Opinión

24/12/2019

 

Feliz lo-que-sea y próspero 2020

 

 

María Solano Altaba


 

 

 

El coste cero del envío de un correo electrónico nos ha facilitado la vida cotidiana, pero, en paralelo, provoca, en estas fechas, una avalancha de mensajes de felicitación navideña que llegan muchas veces en exceso de remitentes con los que tenemos poca o nula relación. De entre esos cientos de mensajes, se salva un puñado redactados con cariño y enviados con esmero por personas que, en estos días, se acordarán de nosotros con el corazón puesto en el cielo y las rodillas hincadas ante el pesebre. Luego están los demás.

Nos felicita todo aquel que tenga nuestro correo electrónico: el hipermercado donde solemos hacer la compra, la peluquería, una web de vacaciones donde en una ocasión barajamos la opción de alquilar un apartamento... Este año me ha felicitado amablemente una marca de colchones que tiene mi mail de cuando compré uno hace unos meses. Me desea que descanse bien en estas fiestas.

Porque en esta amalgama de mensajes producto del envío masivo gratuito se percibe bien esa perversión del lenguaje políticamente correcto transitado por un laicismo beligerante que nos impide felicitar la Navidad, no vaya a ser que el tipo que está al otro lado del ordenador no sea creyente y se ofenda por ver, por ejemplo, una tradicional escena de la Virgen, San José y el Niño, con o sin mula y buey, Reyes Magos y pastorcillos. Así que hay un verdadero empeño lingüístico en desechar de los textos que acompañan las anodinas imágenes cualquier mención al sentido religioso de la celebración de la Navidad, que no es otro que el don del Hijo de Dios que se hizo hombre por nuestra salvación.

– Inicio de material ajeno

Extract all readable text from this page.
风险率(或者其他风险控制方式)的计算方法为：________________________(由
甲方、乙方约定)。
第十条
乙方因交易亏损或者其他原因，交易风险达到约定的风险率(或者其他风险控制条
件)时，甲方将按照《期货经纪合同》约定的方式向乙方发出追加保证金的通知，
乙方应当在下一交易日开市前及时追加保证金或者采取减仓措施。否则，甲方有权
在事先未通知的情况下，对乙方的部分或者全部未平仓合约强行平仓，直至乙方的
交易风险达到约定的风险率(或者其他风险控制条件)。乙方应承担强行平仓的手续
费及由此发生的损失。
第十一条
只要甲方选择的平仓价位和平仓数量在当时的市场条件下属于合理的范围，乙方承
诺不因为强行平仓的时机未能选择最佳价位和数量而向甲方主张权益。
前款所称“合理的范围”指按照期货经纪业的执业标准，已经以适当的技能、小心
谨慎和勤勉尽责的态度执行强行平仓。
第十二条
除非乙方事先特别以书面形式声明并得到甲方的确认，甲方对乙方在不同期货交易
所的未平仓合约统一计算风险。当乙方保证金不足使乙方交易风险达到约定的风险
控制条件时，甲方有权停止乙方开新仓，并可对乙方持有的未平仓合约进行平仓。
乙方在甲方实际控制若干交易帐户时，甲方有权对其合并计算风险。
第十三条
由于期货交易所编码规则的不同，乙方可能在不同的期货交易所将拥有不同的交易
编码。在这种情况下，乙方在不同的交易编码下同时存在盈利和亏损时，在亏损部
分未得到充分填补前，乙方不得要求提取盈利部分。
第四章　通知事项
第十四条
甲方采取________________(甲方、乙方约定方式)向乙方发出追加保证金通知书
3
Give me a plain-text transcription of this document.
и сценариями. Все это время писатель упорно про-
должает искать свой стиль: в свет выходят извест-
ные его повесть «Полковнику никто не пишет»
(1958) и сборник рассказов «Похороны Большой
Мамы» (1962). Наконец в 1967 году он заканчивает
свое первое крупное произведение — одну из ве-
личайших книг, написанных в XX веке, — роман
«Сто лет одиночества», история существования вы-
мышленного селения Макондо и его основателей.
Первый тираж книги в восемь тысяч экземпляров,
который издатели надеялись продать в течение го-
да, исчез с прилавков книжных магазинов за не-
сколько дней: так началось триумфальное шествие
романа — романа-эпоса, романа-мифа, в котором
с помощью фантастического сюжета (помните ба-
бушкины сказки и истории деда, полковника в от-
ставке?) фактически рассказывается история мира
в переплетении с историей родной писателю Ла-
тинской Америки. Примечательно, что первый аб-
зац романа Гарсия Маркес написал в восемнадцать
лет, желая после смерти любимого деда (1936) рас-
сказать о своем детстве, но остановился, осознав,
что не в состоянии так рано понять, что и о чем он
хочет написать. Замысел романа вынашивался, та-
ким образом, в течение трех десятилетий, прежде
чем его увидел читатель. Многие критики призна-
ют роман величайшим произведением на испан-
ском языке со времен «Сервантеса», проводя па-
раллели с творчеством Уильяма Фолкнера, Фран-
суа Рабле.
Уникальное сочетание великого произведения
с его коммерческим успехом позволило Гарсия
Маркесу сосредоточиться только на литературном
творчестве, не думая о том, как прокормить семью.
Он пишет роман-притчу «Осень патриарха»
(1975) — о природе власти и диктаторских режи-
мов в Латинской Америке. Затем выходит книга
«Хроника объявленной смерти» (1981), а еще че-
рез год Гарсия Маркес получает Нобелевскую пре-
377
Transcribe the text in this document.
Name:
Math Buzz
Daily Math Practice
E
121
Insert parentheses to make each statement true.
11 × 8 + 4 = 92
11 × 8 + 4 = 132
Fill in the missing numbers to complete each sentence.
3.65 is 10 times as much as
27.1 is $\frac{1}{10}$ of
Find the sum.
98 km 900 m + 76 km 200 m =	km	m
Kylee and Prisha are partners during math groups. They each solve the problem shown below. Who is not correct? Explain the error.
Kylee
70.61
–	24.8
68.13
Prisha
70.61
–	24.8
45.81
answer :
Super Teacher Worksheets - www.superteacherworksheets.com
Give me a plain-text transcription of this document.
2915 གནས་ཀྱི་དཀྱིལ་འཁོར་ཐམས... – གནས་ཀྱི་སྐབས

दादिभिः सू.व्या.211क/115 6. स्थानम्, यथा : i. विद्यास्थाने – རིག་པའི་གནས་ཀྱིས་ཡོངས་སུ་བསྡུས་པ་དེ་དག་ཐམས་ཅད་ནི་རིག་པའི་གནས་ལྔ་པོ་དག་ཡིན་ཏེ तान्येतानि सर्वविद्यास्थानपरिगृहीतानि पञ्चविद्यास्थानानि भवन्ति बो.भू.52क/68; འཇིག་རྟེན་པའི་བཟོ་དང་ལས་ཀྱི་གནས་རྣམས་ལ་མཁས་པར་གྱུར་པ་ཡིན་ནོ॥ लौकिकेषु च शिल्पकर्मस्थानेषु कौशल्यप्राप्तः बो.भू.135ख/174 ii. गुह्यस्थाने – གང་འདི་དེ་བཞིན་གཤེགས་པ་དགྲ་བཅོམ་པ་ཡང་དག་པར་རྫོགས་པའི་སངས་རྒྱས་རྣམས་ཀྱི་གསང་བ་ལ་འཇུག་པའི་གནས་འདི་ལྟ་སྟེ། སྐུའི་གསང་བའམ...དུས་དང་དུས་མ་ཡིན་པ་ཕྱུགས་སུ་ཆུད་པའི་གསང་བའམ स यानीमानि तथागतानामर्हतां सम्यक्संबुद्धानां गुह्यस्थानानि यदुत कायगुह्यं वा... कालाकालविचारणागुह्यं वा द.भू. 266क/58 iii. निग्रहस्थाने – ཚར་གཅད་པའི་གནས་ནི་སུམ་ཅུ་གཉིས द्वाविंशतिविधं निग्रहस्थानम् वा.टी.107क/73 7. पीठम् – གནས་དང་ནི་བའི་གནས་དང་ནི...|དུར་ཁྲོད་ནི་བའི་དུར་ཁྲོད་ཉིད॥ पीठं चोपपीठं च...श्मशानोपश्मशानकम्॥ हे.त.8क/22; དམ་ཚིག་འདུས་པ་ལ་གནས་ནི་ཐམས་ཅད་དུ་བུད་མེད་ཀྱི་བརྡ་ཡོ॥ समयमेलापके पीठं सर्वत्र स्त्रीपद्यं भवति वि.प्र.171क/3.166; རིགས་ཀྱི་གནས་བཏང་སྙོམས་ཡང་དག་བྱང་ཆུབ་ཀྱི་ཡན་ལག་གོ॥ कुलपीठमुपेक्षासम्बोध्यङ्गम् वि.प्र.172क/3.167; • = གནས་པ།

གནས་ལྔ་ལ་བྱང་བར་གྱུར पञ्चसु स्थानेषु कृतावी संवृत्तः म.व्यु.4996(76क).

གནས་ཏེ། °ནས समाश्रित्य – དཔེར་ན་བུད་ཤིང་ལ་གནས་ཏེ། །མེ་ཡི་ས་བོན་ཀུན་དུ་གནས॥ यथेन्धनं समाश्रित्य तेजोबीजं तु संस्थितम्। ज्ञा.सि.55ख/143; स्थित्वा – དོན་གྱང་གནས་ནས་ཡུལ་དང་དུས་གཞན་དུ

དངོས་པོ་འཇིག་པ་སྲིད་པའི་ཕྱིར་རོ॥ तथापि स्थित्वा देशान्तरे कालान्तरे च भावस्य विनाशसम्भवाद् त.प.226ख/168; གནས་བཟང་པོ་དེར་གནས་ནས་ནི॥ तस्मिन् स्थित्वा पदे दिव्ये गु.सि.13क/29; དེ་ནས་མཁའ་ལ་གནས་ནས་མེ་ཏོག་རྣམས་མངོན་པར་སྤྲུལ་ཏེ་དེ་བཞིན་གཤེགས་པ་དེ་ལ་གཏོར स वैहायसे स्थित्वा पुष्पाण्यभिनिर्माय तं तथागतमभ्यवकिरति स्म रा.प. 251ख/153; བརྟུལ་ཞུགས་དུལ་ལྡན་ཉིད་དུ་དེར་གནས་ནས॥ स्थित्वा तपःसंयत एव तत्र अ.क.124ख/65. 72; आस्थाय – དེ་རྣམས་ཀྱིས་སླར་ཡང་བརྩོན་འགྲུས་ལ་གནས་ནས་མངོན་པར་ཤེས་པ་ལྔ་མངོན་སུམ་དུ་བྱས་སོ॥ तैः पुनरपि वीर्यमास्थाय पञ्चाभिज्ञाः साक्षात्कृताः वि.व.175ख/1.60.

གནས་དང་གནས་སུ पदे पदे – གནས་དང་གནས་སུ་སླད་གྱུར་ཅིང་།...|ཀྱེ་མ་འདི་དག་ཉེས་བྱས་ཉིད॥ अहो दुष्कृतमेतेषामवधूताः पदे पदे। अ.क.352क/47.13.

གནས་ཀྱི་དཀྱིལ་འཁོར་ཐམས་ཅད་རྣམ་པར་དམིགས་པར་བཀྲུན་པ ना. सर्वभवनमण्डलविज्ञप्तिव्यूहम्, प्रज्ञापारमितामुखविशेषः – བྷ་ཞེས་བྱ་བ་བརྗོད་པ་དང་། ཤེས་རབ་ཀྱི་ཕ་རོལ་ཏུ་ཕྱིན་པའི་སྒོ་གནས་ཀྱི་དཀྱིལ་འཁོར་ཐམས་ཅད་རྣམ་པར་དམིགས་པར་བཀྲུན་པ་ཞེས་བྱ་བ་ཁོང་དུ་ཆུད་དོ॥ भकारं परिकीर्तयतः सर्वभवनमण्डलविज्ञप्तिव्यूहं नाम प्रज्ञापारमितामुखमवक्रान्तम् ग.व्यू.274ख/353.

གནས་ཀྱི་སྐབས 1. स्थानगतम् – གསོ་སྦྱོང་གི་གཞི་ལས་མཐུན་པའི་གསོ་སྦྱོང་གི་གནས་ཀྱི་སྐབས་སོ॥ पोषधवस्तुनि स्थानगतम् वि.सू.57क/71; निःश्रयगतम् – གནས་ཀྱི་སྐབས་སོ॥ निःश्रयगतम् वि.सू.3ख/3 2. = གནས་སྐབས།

Entre las contorsiones del lenguaje más habituales destaca el “Felices Fiestas” para sustituir a “Feliz Navidad”. Un “Felices Fiestas” que vale igual para las que se celebran en mi pueblo con litros de sangría y guiso de rabo de toro comunitario que para esta que ahora tenemos.

Lo que siempre cae es el “próspero año nuevo”. Tanto es así que este año he recibido una felicitación que ya se ahorra directamente la Navidad y va a tiro hecho. “Querida María. Te deseamos un feliz 2020. Que el año nuevo venga cargado de éxitos”. Me pregunto yo si esta gente se sentará con la familia el 25, día festivo en nuestro calendario laboral, o se dedicará a trabajar para dar pleno cumplimiento a ese cansino y repetitivo mensaje de la prosperidad, como si quedarme como estoy fuera perder, como si tener un mal año fuera no vivir.

Luego están las ilustraciones. El árbol gana enteros quizá porque pocos saben que tiene también su explicación religiosa con el abeto que siempre está verde y representa la vida y con las luces que recuerdan la que nos trae Cristo. Quien sin duda ha conquistado la iconografía es Coca Cola porque el imaginario de un entrañable y gordito abuelo de generosa barba blanca vestido de rojo y que dice “ho, ho, ho” es el verdadero rey de las felicitaciones. Da igual que la tradición proceda de San Nicolás. A Papá Noel nadie lo acusa de políticamente incorrecto por imponer el credo del que procede. Y de ahí sus derivadas: los renos -Rudolf hasta protagoniza películas-, regalos, muchos regalos, más regalos, viva el consumo, fiesta, champán... ya hasta las velas con el muérdago han pasado a mejor vida.

Lo malo de todo esto es que en el siglo del homo videns la cultura se escribe con imágenes y todo este imaginario, este ramillete de claims publicitarios, son los que van configurando nuestro ideario colectivo, los que determinan cómo pensamos. Y el nuestro acabará por no saber por qué nos felicitamos con tanto empeño en estas entrañables fiestas.

Menos mal que nos queda ese puñado de mensajes llenos de cariño enviados con el corazón puesto en el cielo y las rodillas hincadas ante el pesebre que nos ayudan a elevar la mirada y nos recuerdan que no estamos solos entre tanto “próspero 2020”.